Resposta principal
Quem deve declarar em 2026
Deve declarar o contribuinte que se enquadrar em pelo menos uma das hipóteses oficiais da Receita Federal para o exercício de 2026. O critério mais conhecido é o da renda tributável anual, mas ele não é o único.
Na prática, o correto é revisar renda tributável, rendimentos isentos, patrimônio, atividade rural, operações em bolsa e outros fatos relevantes ocorridos em 2025. Essa leitura completa evita conclusões erradas sobre dispensa.
Erro comum:
Muita gente pergunta quem deve declarar e olha apenas o rendimento mensal, ignorando patrimônio, bolsa, renda isenta e outras hipóteses legais.
1. Critérios principais para saber quem deve declarar
Em 2026, a Receita Federal considera principalmente rendimentos tributáveis acima de R$ 35.584,00 no ano-calendário de 2025, rendimentos isentos, não tributáveis ou tributados exclusivamente na fonte acima de R$ 200.000,00, bens e direitos acima de R$ 800.000,00 e receita bruta rural acima de R$ 177.920,00.
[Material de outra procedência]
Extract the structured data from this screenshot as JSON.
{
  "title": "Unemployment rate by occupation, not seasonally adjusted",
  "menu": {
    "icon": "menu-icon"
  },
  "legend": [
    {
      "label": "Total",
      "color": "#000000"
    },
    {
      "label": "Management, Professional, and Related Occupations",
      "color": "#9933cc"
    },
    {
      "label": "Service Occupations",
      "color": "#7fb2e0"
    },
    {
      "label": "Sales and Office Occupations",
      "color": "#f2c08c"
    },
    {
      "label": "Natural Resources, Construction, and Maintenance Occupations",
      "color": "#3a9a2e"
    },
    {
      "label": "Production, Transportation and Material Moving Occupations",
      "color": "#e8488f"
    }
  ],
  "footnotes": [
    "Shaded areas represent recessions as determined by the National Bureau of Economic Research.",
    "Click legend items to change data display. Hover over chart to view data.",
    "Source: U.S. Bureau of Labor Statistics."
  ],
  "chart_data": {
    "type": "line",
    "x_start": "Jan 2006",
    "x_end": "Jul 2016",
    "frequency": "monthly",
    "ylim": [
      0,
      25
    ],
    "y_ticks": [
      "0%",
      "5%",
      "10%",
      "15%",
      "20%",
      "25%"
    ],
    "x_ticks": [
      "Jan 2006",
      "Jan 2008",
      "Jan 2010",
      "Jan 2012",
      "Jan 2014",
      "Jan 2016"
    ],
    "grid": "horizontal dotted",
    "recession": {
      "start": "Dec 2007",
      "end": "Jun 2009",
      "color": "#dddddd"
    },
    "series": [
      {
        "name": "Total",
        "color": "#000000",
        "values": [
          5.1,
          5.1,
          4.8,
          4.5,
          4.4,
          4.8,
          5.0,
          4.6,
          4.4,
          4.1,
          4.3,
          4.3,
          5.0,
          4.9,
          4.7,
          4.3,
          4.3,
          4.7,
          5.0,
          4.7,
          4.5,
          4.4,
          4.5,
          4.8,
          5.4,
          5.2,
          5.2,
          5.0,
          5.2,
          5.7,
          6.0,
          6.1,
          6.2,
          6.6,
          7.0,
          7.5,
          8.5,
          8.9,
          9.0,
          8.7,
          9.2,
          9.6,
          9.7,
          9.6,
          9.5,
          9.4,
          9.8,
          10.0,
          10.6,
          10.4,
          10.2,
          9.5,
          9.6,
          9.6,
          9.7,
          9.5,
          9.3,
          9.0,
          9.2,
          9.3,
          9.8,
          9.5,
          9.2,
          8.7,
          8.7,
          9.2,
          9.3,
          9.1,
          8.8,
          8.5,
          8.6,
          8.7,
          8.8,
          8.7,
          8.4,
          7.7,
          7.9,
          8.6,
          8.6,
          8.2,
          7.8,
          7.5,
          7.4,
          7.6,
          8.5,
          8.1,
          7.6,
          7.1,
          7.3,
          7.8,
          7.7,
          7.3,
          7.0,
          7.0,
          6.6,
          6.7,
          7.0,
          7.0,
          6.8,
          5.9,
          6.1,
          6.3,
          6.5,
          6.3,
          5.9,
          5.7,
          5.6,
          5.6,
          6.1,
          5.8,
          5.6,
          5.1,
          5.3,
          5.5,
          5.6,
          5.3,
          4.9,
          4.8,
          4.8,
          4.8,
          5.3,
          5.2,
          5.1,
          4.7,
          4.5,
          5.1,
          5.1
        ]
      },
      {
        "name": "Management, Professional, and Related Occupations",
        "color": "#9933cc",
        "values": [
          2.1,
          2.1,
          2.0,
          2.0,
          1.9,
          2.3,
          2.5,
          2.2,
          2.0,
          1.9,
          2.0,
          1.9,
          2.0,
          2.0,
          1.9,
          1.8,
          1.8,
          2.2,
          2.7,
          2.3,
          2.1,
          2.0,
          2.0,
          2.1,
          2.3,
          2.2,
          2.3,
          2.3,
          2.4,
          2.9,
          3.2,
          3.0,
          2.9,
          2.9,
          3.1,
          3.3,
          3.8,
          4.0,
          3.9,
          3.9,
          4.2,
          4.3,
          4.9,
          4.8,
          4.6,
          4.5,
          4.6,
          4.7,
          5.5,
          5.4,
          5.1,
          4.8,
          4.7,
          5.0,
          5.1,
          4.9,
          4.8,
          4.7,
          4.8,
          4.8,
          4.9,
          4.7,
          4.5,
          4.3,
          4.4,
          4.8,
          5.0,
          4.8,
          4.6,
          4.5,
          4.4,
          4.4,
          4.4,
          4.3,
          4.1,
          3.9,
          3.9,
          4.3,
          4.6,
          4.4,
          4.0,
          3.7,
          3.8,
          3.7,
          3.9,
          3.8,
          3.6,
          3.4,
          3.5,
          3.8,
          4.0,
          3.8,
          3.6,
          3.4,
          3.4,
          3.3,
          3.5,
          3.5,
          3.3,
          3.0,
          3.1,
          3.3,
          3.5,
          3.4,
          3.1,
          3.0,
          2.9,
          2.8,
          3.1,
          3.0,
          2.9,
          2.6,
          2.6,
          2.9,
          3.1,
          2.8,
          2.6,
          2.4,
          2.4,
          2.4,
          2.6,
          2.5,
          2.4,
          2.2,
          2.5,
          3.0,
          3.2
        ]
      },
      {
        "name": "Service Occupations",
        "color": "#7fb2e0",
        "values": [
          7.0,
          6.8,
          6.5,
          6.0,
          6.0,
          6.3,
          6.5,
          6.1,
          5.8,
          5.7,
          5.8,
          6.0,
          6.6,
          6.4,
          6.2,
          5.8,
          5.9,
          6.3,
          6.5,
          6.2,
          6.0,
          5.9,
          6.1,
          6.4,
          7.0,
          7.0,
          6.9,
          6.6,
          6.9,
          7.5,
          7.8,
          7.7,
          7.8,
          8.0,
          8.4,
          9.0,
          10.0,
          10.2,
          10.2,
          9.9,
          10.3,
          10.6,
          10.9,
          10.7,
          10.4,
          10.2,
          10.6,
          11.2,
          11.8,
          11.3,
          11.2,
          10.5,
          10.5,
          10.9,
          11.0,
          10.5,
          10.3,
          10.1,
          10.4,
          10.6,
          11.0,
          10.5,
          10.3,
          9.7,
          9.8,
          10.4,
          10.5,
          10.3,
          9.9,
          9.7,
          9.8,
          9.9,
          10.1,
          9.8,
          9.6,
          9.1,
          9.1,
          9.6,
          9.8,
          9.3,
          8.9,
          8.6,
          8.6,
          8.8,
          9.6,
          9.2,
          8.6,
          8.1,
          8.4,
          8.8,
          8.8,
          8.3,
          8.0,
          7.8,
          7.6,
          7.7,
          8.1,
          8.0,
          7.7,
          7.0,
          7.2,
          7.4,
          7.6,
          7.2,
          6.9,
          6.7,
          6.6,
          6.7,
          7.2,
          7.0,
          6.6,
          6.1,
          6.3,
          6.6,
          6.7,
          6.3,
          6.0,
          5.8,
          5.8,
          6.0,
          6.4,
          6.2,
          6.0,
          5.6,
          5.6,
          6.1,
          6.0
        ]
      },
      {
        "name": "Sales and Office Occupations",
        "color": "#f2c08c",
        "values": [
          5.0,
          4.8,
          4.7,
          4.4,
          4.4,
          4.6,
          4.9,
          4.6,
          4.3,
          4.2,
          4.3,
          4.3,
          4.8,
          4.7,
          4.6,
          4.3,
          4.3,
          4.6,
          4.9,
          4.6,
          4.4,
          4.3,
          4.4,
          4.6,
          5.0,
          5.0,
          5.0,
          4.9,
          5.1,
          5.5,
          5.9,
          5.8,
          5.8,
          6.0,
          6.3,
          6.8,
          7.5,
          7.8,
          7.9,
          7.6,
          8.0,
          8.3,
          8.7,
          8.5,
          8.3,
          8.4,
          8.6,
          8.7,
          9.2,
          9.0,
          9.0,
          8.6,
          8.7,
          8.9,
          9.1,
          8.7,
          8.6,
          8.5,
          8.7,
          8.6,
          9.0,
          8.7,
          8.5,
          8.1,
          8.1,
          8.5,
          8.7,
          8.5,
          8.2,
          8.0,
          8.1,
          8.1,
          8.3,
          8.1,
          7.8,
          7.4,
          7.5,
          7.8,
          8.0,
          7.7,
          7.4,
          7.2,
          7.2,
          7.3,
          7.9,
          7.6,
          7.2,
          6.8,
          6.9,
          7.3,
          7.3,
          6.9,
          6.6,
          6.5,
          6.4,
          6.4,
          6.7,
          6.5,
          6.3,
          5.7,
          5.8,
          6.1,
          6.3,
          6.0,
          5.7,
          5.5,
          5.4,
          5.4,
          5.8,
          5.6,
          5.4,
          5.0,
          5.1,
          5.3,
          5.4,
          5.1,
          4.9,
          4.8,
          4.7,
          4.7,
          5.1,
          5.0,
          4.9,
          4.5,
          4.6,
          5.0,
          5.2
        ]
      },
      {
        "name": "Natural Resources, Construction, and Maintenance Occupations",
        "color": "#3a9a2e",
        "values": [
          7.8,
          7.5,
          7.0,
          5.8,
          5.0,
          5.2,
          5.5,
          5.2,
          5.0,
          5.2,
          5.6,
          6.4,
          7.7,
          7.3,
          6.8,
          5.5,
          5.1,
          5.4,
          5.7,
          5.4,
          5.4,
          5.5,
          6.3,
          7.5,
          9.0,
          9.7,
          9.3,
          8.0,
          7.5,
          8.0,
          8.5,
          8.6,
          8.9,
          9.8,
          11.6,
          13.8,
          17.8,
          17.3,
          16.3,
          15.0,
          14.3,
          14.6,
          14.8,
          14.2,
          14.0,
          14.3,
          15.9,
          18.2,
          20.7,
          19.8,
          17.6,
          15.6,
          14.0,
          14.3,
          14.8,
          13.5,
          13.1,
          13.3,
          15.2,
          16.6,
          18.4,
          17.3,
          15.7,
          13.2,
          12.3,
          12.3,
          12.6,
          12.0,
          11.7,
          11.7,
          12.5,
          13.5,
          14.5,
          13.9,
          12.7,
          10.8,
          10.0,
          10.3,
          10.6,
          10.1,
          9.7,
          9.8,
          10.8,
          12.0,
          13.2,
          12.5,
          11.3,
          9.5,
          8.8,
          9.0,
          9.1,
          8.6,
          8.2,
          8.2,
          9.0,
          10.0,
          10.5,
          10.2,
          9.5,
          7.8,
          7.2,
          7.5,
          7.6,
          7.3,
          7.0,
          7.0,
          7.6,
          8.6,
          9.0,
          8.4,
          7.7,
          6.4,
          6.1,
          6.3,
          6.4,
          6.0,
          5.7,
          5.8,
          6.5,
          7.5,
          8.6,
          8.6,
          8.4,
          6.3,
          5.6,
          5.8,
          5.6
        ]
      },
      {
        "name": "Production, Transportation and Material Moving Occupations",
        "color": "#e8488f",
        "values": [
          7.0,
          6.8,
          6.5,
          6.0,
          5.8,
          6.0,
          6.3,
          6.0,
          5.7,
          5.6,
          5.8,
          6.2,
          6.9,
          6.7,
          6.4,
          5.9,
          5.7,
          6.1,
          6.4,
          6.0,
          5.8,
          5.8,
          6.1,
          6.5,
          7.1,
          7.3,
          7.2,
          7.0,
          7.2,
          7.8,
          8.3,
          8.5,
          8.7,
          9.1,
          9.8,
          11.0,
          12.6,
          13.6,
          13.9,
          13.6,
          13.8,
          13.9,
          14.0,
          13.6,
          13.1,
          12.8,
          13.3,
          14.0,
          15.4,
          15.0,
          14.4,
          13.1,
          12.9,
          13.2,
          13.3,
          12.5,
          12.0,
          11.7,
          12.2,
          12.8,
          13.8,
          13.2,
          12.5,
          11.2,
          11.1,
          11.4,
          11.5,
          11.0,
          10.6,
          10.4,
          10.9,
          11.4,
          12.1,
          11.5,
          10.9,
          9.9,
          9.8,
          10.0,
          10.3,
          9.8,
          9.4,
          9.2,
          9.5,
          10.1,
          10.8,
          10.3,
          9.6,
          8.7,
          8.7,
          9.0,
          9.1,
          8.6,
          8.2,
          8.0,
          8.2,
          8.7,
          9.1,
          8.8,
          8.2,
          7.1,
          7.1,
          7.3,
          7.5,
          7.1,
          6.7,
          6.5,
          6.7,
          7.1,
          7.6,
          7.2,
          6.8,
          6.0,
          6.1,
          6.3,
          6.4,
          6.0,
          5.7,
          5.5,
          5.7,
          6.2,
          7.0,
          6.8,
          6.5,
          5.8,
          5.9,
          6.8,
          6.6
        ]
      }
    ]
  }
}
Também entram na análise alienações em bolsa acima de R$ 40.000,00 no ano ou com ganho líquido tributável, além de outras situações específicas que podem aparecer no histórico fiscal do contribuinte.
| Critério | Ponto de corte em 2026 |
| Rendimentos tributáveis | R$ 35.584,00 |
| Rendimentos isentos e exclusivos | R$ 200.000,00 |
| Receita bruta rural | R$ 177.920,00 |
| Bens e direitos em 31/12/2025 | R$ 800.000,00 |
Leitura correta:
Quem deve declarar é quem se enquadra em qualquer hipótese legal aplicável ao ano-base, e não apenas quem ultrapassou um único valor de renda.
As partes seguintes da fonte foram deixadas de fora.